В приоткрытой двери наконец появилось заспанное лицо пожилой женщины, и я зачастила скороговоркой:
– С Адкой беда, я с ней в больницу, переночуйте у нас, умоляю, они уже спят, просто переночуйте у нас на всякий случай!
И она отозвалась заторможенно:
– Хорошо, сейчас я приду…
– Да, да… я сейчас сбегаю вниз, скорую встречу, а вы да, собирайтесь, конечно…

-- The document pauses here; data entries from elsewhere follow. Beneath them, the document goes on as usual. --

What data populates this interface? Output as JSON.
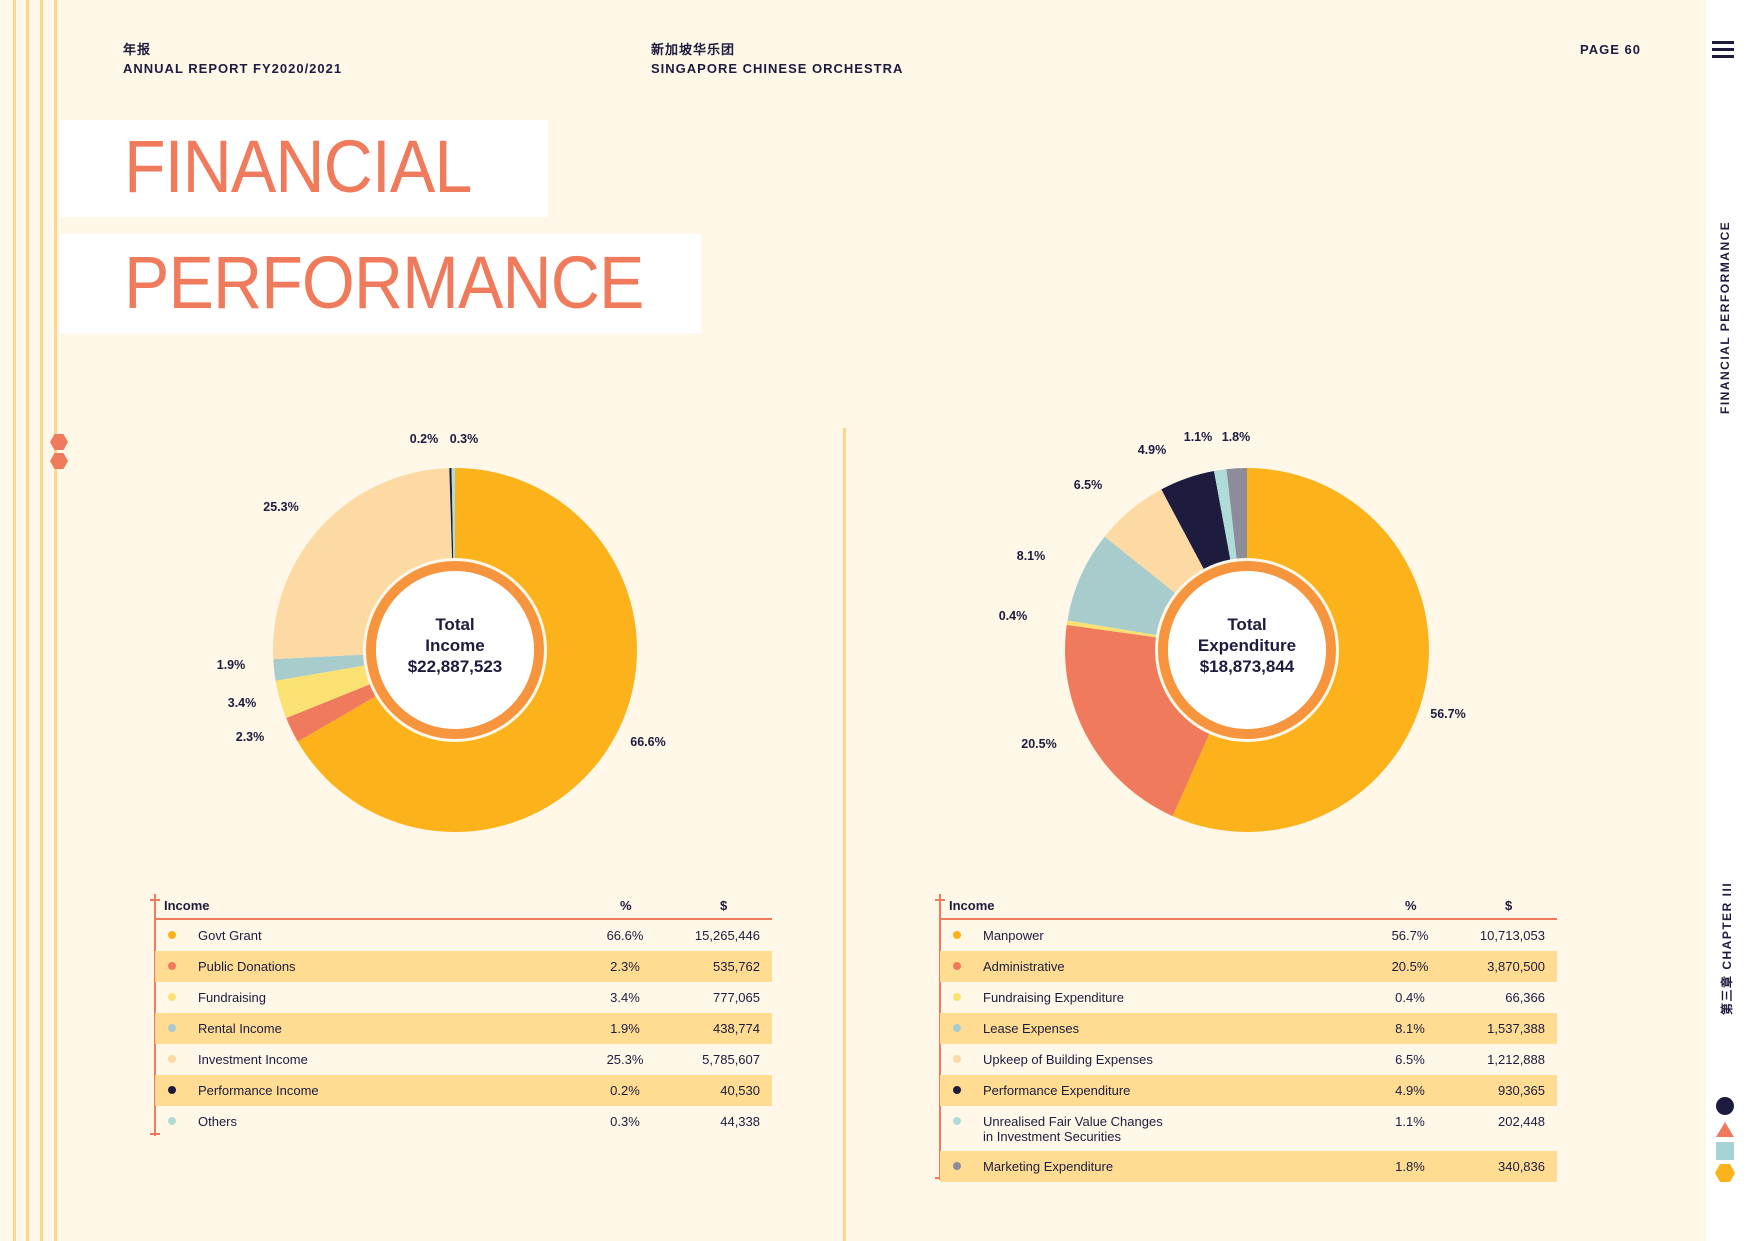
{
  "header": {
    "left_cn": "年报",
    "left_en": "ANNUAL REPORT FY2020/2021",
    "center_cn": "新加坡华乐团",
    "center_en": "SINGAPORE CHINESE ORCHESTRA",
    "page": "PAGE 60"
  },
  "title": {
    "line1": "FINANCIAL",
    "line2": "PERFORMANCE"
  },
  "sidebar": {
    "section": "FINANCIAL PERFORMANCE",
    "chapter": "第三章  CHAPTER III",
    "shape_colors": [
      "#1d1b3e",
      "#f07a5c",
      "#a8d3d6",
      "#fcb21a"
    ]
  },
  "colors": {
    "orange": "#fcb21a",
    "coral": "#f07a5c",
    "yellow": "#fbe171",
    "teal": "#a8cccc",
    "peach": "#fdd9a3",
    "navy": "#1d1b3e",
    "light_teal": "#b0dcd8",
    "grey": "#8c8c9a",
    "accent_ring": "#f58a2a",
    "row_highlight": "#ffdc92"
  },
  "chart_data": [
    {
      "type": "pie",
      "center_title": [
        "Total",
        "Income"
      ],
      "center_value": "$22,887,523",
      "slices": [
        {
          "label": "Govt Grant",
          "pct": 66.6,
          "pct_label": "66.6%",
          "value": "15,265,446",
          "color": "#fcb21a"
        },
        {
          "label": "Public Donations",
          "pct": 2.3,
          "pct_label": "2.3%",
          "value": "535,762",
          "color": "#f07a5c"
        },
        {
          "label": "Fundraising",
          "pct": 3.4,
          "pct_label": "3.4%",
          "value": "777,065",
          "color": "#fbe171"
        },
        {
          "label": "Rental Income",
          "pct": 1.9,
          "pct_label": "1.9%",
          "value": "438,774",
          "color": "#a8cccc"
        },
        {
          "label": "Investment Income",
          "pct": 25.3,
          "pct_label": "25.3%",
          "value": "5,785,607",
          "color": "#fdd9a3"
        },
        {
          "label": "Performance Income",
          "pct": 0.2,
          "pct_label": "0.2%",
          "value": "40,530",
          "color": "#1d1b3e"
        },
        {
          "label": "Others",
          "pct": 0.3,
          "pct_label": "0.3%",
          "value": "44,338",
          "color": "#b0dcd8"
        }
      ]
    },
    {
      "type": "pie",
      "center_title": [
        "Total",
        "Expenditure"
      ],
      "center_value": "$18,873,844",
      "slices": [
        {
          "label": "Manpower",
          "pct": 56.7,
          "pct_label": "56.7%",
          "value": "10,713,053",
          "color": "#fcb21a"
        },
        {
          "label": "Administrative",
          "pct": 20.5,
          "pct_label": "20.5%",
          "value": "3,870,500",
          "color": "#f07a5c"
        },
        {
          "label": "Fundraising Expenditure",
          "pct": 0.4,
          "pct_label": "0.4%",
          "value": "66,366",
          "color": "#fbe171"
        },
        {
          "label": "Lease Expenses",
          "pct": 8.1,
          "pct_label": "8.1%",
          "value": "1,537,388",
          "color": "#a8cccc"
        },
        {
          "label": "Upkeep of Building Expenses",
          "pct": 6.5,
          "pct_label": "6.5%",
          "value": "1,212,888",
          "color": "#fdd9a3"
        },
        {
          "label": "Performance Expenditure",
          "pct": 4.9,
          "pct_label": "4.9%",
          "value": "930,365",
          "color": "#1d1b3e"
        },
        {
          "label": "Unrealised Fair Value Changes\nin Investment Securities",
          "pct": 1.1,
          "pct_label": "1.1%",
          "value": "202,448",
          "color": "#b0dcd8"
        },
        {
          "label": "Marketing Expenditure",
          "pct": 1.8,
          "pct_label": "1.8%",
          "value": "340,836",
          "color": "#8c8c9a"
        }
      ]
    }
  ],
  "tables": [
    {
      "heading": "Income",
      "pct_header": "%",
      "val_header": "$"
    },
    {
      "heading": "Income",
      "pct_header": "%",
      "val_header": "$"
    }
  ]
}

– Да, конечно, милая… – И взгляд, настороженно опустившийся по мне от макушки до ног. – Леночка! Вы бы обулись…
– Да, я… я сейчас, да.
Вверх по лестнице, домой – проверить, есть ли у Адки пульс, отметить, что лицо ее стало вроде бы бледнее – веснушки проступили еще отчетливее.
Вниз, большими скачками, не приехала ли скорая?

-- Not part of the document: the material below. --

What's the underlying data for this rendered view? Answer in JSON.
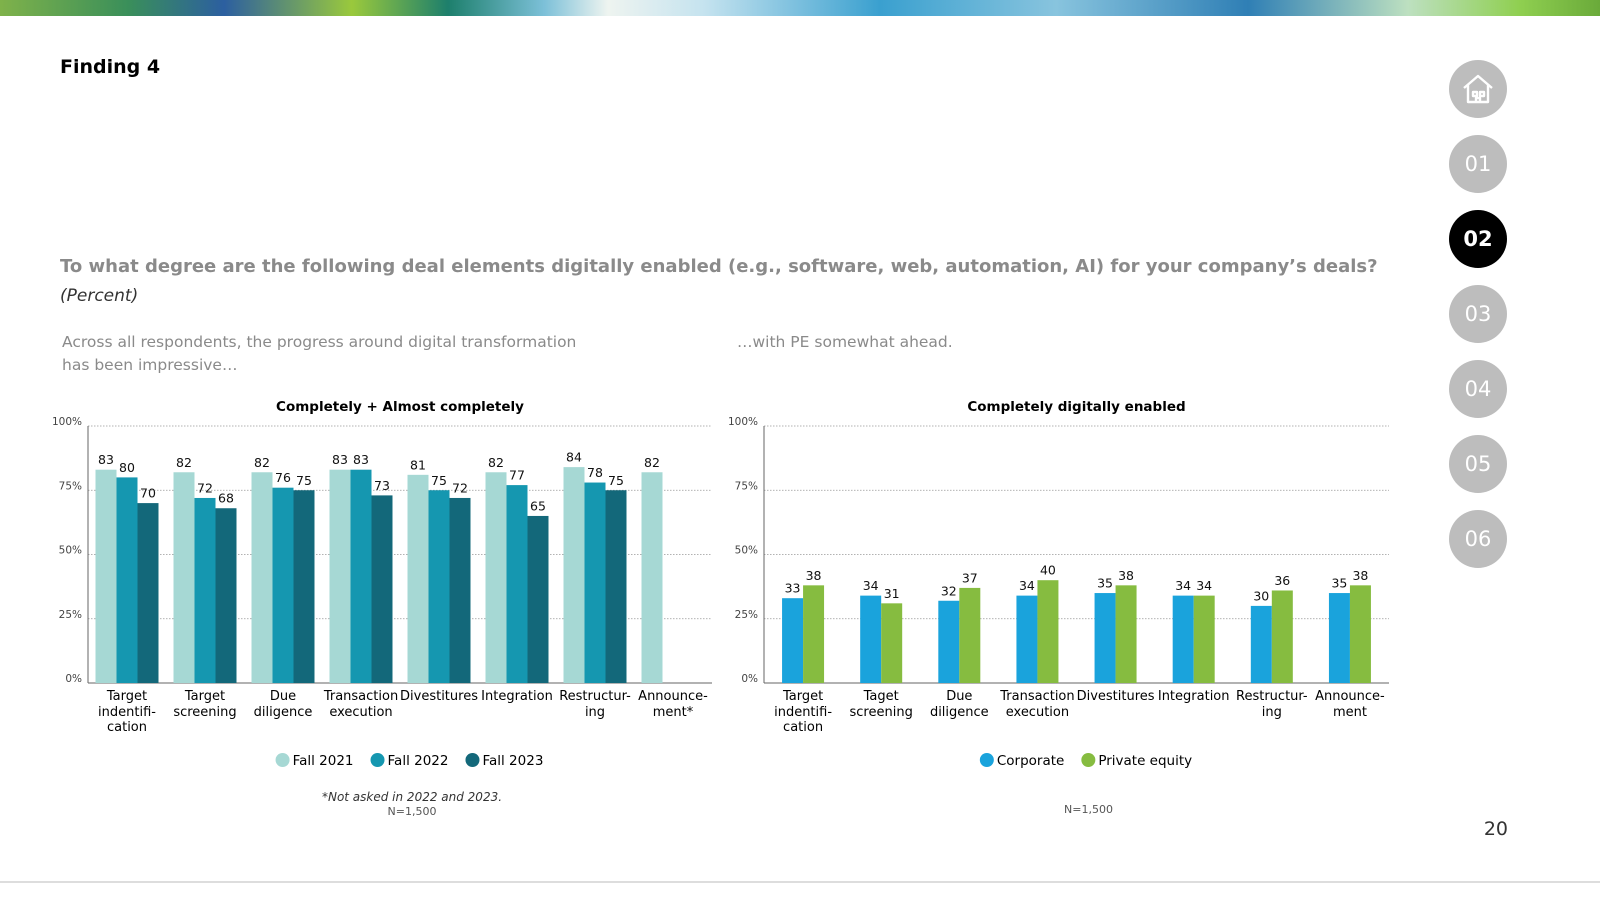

Да, вот она – белая карета с характерной маркировкой, и ребята в синих форменных куртках поднялись за мной.
Они задавали прямо на ходу вопросы, и я отвечала, попутно понимая, что грош цена моим ответам – были ли травмы? Имеются ли хронические или наследственные заболевания? Она на что-то жаловалась в последнее время? Употребляет ли больная какие-либо препараты, иные вещества?

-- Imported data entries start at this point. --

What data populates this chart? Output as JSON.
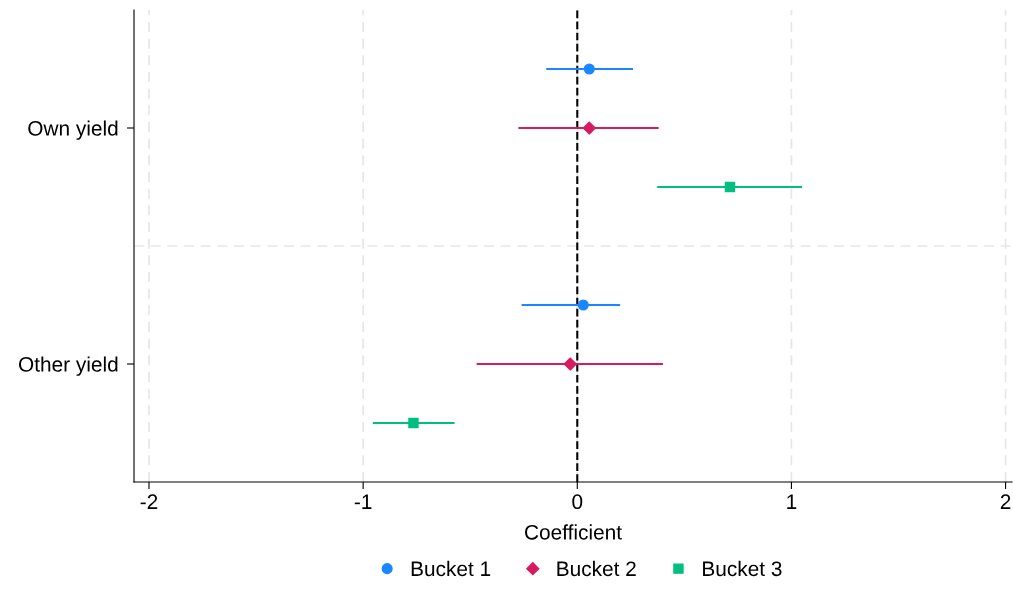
{
  "chart_data": {
    "type": "scatter",
    "orientation": "horizontal",
    "xlabel": "Coefficient",
    "categories": [
      "Own yield",
      "Other yield"
    ],
    "xlim": [
      -2.07,
      2.03
    ],
    "xticks": [
      -2,
      -1,
      0,
      1,
      2
    ],
    "grid": true,
    "legend": "bottom",
    "ref_lines": [
      {
        "axis": "x",
        "value": 0,
        "color": "#000000",
        "line_style": "dashed"
      }
    ],
    "series": [
      {
        "name": "Bucket 1",
        "color": "#1a87ff",
        "marker": "circle",
        "values": [
          0.056,
          0.028
        ],
        "errors": [
          [
            -0.145,
            0.26
          ],
          [
            -0.26,
            0.2
          ]
        ]
      },
      {
        "name": "Bucket 2",
        "color": "#d81b60",
        "marker": "diamond",
        "values": [
          0.056,
          -0.033
        ],
        "errors": [
          [
            -0.275,
            0.38
          ],
          [
            -0.47,
            0.4
          ]
        ]
      },
      {
        "name": "Bucket 3",
        "color": "#00bf7f",
        "marker": "square",
        "values": [
          0.713,
          -0.765
        ],
        "errors": [
          [
            0.373,
            1.05
          ],
          [
            -0.955,
            -0.573
          ]
        ]
      }
    ]
  }
}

И я могла ответить разве что на половину, да и то без уверенности, потому что понятия не имела о ее наследственности, да и с жалобами – Адка не жалуется! И только на последний вопрос сорвалась, агрессивно окрысившись – но тут же взяла себя в руки и извинилась.
Буднично и деловито у Адки проверили пульс и сунули под нос ватку. По комнате поплыл резкий запах нашатыря. Нет эффекта.
У меня в висках стучало. Я сосредоточенно, безотрывно следила за крепкими широкими руками врача, проводившего осмотр. Зрачки, давление, ЭКГ…
Щелкнул замками, раскрываясь, чемодан с медикаментами. Серебристая игла проткнула кожу и вошла в вену на сгибе локтя.
Замершие, зависшие в воздухе мгновения, когда человек в синей куртке с нашивкой “Скорая помощь” ничего не делает. Он ждет, сжав хрупкое, бледное запястье.
И дрогнувшие ресницы – символом возвращения.
Снова расспросы – и дивная новость! Она, оказывается, вчера упала и ударилась головой. Да, головные боли были, но несущественные, и она не обратила внимания. Нет, голова не кружилась – ну… может один раз, утром, но это же у всех бывает! Нет, не тошнило. Да, точно не тошнило. Да правда не тошнило!
Мне хочется взять лопату и добить дуру, чтобы не смела больше молчать. Не смела так пугать. Либо сползти на пол и рыдать, уткнувшись в колени и накрыв голову руками.
Я ее сожру. Начну с ног.
– Сейчас как себя чувствуете?
Адка мнется, и я вижу, что она мучительно хочет соврать, но под моим взглядом не решается.
– Ну… Мутит… чуть-чуть. И слабость…
– Голова болит, кружится?
Моя балда кривится, мнется, но сознается, что да. И болит, и кружится… Слегка. Немножко. Уже проходит!
Желание дать ей по ушибленной башке лопатой становится непереносимым.
– Так, понятно. Мы ее забираем. Соберите вещи и документы. Есть кому поехать с ней?
– Да, конечно!
Адка пытается вякнуть что-то против, но затыкается на полуслове, поймав мою многообещающую улыбку, и покорно натягивает на себя одежду. Её слегка пошатывает, и врач сердобольно придерживает мое долговязое чадушко за плечо, а я…
А мне так ее жалко в этот момент, что я даю слабину и отменяю данное самой себе обещание, сожрать идиотку с костями, как только ей станет лучше.
Черт с тобой, живи! Не буду я от тебя отгрызать по кусочку за это твое молчание, за пренебрежение к самому ценному что у тебя есть – к себе… Что с вами, недолюбленными, поделаешь.
– Гематома, – объявил мне усталый врач ближе к шести утра. – Не слишком большая, не беспокойтесь. Пройдет курс лечения, будет как новенькая…
Эти два с половиной часа я провела под дверями ординаторской. Скорее всего доктор надеялся, что я куда-нибудь саморассосусь – очень уж тоскливым сделался его взгляд при виде меня – но что поделать. У всякой профессии свои недостатки, а у его – еще и мои.